Language execution strategies
You can, for example, even implement a lazy/normal-order Scheme in the typically applicative-order Scheme, by changing the procedure evaluator to convert its arguments automatically into thunks, that are evaluated later when needed. A normal-order implementation provides, among other neat features, a natural implementation of lazy data structures such as streams with seamless integration with the non-lazy equivalents (lists).

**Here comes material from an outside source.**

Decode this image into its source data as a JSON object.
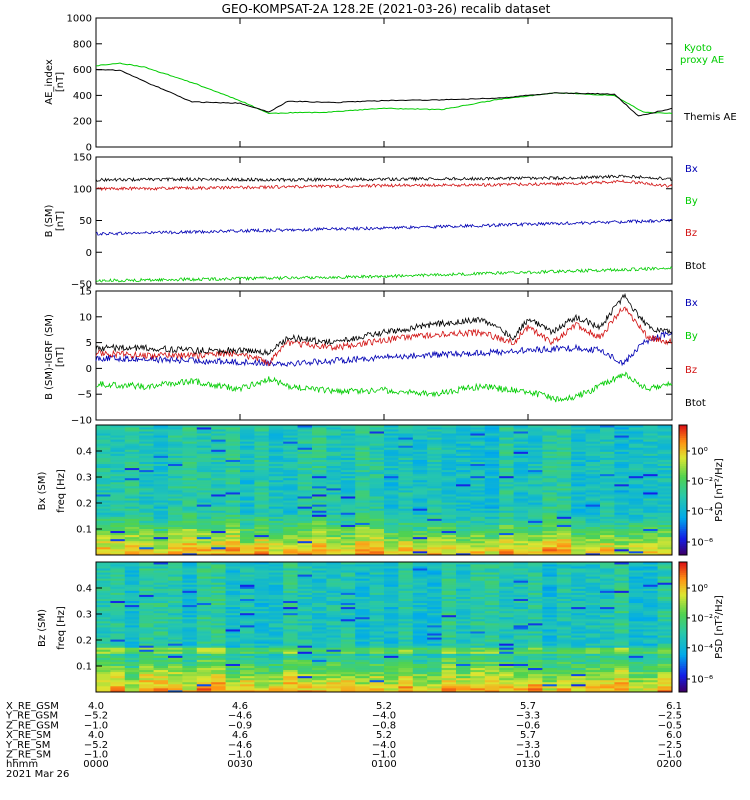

Non-deterministic computing
An even more profound change we could introduce is non-deterministic computing by adding automatic search/backtracking. By introducing automatic search, we can then specify conditions for what we want (declarative statements), and allow the search to find the solution that satisfy the conditions. This is in contrast to the usual imperative programming style of describing precisely the computations that need to be carried out. Nondeterministic programs enable simple programs for solving logic puzzles or for parsing natural language, and provide one or more possible solutions that satisfy certain relational constraints.

Logic programming
Going further with this idea of relational programming, another sophisticated system we could set up is a logic programming language. This can be seen as a constraint-satisfying system combined with pattern-matching mechanisms. The basic idea is similar to the above non-deterministic programs, except now we expect to represent all possible solutions simultaneously rather than picking any one possible solution. Furthermore, it would explicitly support very general computation that can proceed in several directions and not just one forward computation. Such a language is particularly useful for retrieving information from data bases by formulating logical queries.

Compilation
In general, compilers can refer to programs that translate code between any two pair of programming languages, meaning every application described above is, technically speaking, a compiler. However, the term is typically used to refer to programs that translate code from high-level languages to a low-level executable language (eg. machine code). One could, for instance, implement a general low-level register machine that implements computations by moving values around containers (registers).

Optimizations

One could separate the syntax analysis from the actual execution of the code, sort of like compilation. This can help to avoid repeated evaluation of the syntax, and instead just execute one long expression all at once. This is also the easiest approach to extend for non-deterministic evaluation. Backtracking is implemented by passing around (and modifying as needed) success procedures to evaluate on successful propagation and failure procedures that handle alternative branches.

In normal-order implementations, thunks can be memoized, so that repeated evaluations are fast.